Domingas começou a carreira no colégio La Salle Carmo, onde atuou por 18 anos, passou pelo Leonardo Da Vinci, Dante Alighieri e Mutirão. Em 2012, foi homenageada na 28ª Feira do Livro de Caxias do Sul, e em maio passado recebeu o título de Cidadã Caxiense. Na Biblioteca Luis Fernando Verissimo, no colégio Mutirão, onde atua, essa apaixonada pela literatura conversou com o Pioneiro sobre sua trajetória de incentivo à leitura. Confira:
Quais são as tuas primeiras memórias de literatura?
Monteiro Lobato. E eu tive a graça de estudar num colégio em que uma professora nos fez ler Machado de Assis, mas também pesquisar as roupas da época. Você já imaginou, nós passeando pela cidade com aquelas sombrinhas, aquelas rendas, aqueles chapéus? Ela conseguiu colocar em mim amor pelos livros. Eu tive bons professores, e tive uma mãe maravilhosa que me contava histórias da Bíblia. Atrás da minha casa, tinha muitas árvores, e eu dava aula para as árvores, elas eram meus alunos. Diziam para a minha mãe, 'A Mingas é louca', e ela respondia, 'Não, ela vai trabalhar em educação'. Eu era uma criança, e uma adolescente feliz. Graças a Deus, morei numa casa com livros e com árvores.
Num mundo tão tecnológico, o livro ainda tem vez?
Ouço de algumas pessoas que agora não precisa mais comprar livro, é só baixar da internet. Eu fico triste de ouvir isso. Na minha opinião, o livro não vai desaparecer. O livro é bom tocar, abraçar, cheirar, dormir abraçadinho, sublinhar um verso, uma palavra. Uma vez eu perguntei para o Moacyr Scliar se era burrice às vezes ficar só uma palavra de um livro, e ele respondeu, "Não, se ficar uma palavra, ficou muita coisa".
A poesia muitas vezes é vista como o patinho feio da literatura. O que você faz para os alunos gostarem de poesia?
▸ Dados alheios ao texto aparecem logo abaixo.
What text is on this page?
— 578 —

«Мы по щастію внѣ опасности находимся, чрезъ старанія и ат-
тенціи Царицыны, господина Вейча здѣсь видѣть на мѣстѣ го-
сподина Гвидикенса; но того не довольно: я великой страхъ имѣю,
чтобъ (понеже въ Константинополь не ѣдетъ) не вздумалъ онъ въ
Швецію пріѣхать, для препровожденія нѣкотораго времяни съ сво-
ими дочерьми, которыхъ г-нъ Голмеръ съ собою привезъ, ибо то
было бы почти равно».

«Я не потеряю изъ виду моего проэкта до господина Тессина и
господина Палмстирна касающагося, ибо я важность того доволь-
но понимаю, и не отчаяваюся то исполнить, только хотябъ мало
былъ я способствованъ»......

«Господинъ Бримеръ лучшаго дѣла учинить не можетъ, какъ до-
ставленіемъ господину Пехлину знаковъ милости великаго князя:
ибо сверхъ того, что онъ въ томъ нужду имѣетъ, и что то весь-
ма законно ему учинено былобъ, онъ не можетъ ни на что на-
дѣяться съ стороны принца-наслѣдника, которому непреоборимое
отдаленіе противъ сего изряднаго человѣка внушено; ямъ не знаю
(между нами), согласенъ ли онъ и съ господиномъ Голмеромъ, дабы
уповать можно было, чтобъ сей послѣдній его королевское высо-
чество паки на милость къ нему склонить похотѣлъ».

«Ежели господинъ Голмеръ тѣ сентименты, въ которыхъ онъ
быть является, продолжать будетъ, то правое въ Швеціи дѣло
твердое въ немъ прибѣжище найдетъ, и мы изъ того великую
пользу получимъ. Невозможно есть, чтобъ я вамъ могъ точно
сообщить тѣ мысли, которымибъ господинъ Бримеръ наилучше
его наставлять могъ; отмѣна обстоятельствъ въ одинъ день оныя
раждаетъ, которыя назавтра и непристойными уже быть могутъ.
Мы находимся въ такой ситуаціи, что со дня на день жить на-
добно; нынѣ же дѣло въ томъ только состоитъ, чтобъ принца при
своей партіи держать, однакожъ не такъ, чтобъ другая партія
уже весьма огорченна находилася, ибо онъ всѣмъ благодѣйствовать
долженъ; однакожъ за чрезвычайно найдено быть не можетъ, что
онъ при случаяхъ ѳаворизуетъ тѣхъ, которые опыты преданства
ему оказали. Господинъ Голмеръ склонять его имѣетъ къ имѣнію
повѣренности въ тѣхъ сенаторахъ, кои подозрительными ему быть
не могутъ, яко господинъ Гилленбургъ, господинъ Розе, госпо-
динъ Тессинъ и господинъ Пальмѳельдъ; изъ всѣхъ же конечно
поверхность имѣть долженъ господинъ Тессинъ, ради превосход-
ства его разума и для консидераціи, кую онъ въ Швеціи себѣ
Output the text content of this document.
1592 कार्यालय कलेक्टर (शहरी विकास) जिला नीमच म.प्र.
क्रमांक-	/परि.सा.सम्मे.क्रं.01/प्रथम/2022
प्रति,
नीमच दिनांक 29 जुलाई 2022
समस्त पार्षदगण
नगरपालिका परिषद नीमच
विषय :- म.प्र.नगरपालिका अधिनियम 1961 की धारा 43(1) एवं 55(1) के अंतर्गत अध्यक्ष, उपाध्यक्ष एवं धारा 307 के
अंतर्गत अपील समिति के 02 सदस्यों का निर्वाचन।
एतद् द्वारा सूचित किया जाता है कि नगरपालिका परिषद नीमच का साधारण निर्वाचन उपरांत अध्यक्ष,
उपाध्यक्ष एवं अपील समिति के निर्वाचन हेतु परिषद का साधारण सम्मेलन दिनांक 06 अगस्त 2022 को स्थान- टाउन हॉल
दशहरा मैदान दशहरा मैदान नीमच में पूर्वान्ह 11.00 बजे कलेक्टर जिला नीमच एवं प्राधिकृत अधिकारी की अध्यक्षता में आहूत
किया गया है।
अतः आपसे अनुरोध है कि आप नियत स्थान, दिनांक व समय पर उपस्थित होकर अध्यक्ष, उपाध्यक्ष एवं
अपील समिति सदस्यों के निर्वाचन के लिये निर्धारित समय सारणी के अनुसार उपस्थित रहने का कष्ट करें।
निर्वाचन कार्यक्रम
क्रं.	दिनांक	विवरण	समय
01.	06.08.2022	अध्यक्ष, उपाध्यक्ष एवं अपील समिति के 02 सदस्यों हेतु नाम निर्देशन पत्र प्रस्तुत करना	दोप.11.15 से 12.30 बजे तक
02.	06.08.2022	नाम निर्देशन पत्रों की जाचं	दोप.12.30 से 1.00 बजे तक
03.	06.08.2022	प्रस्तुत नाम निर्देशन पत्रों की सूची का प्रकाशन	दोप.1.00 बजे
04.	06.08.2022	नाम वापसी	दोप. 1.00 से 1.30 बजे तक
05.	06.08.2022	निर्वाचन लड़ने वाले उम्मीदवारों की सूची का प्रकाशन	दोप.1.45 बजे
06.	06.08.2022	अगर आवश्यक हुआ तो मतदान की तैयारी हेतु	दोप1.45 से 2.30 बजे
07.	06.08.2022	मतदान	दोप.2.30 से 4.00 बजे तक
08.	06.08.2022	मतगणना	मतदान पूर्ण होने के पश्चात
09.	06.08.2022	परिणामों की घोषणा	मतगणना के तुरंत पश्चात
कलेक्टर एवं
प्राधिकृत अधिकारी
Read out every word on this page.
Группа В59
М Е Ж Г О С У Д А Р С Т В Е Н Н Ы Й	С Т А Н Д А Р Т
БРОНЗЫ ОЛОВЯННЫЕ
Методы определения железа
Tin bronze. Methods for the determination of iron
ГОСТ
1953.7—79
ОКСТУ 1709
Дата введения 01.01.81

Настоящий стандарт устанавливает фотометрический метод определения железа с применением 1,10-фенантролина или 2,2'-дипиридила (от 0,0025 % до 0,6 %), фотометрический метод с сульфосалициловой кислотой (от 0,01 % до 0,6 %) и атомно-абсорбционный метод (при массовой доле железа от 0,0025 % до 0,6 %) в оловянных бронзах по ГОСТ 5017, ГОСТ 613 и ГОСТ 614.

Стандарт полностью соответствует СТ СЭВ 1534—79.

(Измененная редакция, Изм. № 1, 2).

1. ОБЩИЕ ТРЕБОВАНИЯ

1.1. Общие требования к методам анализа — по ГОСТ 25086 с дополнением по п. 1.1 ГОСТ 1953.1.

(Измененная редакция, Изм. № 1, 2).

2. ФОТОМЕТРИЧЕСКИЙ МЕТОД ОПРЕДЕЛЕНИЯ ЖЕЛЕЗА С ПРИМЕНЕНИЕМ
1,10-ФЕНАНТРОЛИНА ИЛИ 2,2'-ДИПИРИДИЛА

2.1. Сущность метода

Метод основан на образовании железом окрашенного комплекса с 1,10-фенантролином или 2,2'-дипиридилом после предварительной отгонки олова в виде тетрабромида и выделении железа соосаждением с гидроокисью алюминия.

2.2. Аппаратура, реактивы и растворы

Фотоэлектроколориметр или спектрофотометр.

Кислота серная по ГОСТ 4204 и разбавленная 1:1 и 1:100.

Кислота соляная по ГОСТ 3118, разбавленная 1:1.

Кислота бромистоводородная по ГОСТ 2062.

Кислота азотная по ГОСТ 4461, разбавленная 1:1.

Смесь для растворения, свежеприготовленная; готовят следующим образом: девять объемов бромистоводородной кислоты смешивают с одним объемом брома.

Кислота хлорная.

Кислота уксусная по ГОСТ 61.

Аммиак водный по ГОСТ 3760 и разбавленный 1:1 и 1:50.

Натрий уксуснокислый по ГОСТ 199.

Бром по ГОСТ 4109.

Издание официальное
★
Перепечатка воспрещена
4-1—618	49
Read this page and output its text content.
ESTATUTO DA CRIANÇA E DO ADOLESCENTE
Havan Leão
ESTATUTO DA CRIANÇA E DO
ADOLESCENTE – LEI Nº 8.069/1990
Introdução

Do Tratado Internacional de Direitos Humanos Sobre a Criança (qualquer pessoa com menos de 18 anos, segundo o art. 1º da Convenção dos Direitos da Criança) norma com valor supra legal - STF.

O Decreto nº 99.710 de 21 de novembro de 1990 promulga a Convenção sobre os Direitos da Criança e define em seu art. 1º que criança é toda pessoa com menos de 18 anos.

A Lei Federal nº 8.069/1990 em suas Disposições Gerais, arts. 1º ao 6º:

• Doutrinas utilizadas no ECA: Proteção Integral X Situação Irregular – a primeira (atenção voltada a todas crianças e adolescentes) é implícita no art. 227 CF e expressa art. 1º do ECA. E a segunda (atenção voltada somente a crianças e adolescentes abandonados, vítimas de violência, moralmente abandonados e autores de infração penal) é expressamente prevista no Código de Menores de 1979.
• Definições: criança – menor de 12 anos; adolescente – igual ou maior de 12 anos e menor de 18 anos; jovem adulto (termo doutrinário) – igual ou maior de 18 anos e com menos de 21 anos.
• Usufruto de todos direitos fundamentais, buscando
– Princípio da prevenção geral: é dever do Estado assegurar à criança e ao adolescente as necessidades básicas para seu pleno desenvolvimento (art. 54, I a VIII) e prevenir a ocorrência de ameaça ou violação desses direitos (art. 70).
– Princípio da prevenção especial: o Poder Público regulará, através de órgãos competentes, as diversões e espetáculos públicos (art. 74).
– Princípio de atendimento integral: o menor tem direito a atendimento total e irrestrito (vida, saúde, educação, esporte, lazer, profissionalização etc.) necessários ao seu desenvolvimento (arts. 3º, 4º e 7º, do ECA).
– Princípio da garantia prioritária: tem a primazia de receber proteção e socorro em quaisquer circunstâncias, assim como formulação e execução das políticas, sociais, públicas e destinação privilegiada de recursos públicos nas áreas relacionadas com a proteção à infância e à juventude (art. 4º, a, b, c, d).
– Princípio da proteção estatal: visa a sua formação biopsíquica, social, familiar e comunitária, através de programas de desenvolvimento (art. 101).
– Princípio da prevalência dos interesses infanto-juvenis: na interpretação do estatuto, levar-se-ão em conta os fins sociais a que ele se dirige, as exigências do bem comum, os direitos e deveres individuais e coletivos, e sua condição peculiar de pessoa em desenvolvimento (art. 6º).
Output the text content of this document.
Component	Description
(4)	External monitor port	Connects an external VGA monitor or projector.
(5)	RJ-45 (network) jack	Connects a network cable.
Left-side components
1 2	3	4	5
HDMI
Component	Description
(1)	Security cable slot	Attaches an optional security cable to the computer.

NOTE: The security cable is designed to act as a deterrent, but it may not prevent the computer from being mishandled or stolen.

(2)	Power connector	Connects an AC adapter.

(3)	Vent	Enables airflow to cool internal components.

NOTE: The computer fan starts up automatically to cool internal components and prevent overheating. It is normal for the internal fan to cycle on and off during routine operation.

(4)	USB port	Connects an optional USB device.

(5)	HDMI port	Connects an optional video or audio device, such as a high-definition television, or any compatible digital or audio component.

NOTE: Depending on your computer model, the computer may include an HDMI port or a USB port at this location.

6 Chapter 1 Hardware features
Veja bem, o adulto é que diz que não gosta de poesia. E não gosta porque não lê poesia. As crianças amam! Eu faço oficina de poesia, e eles amam. Nós cantamos, declamamos. Os adolescentes gostam muito de poesia, eles desenham, encenam, musicam, dançam a poesia... Não é que eles não gostam, não é oferecido a eles. E eu amo poesia, sempre que eu coloco para criança, para o pré-adolescente, o adolescente, ele gosta também.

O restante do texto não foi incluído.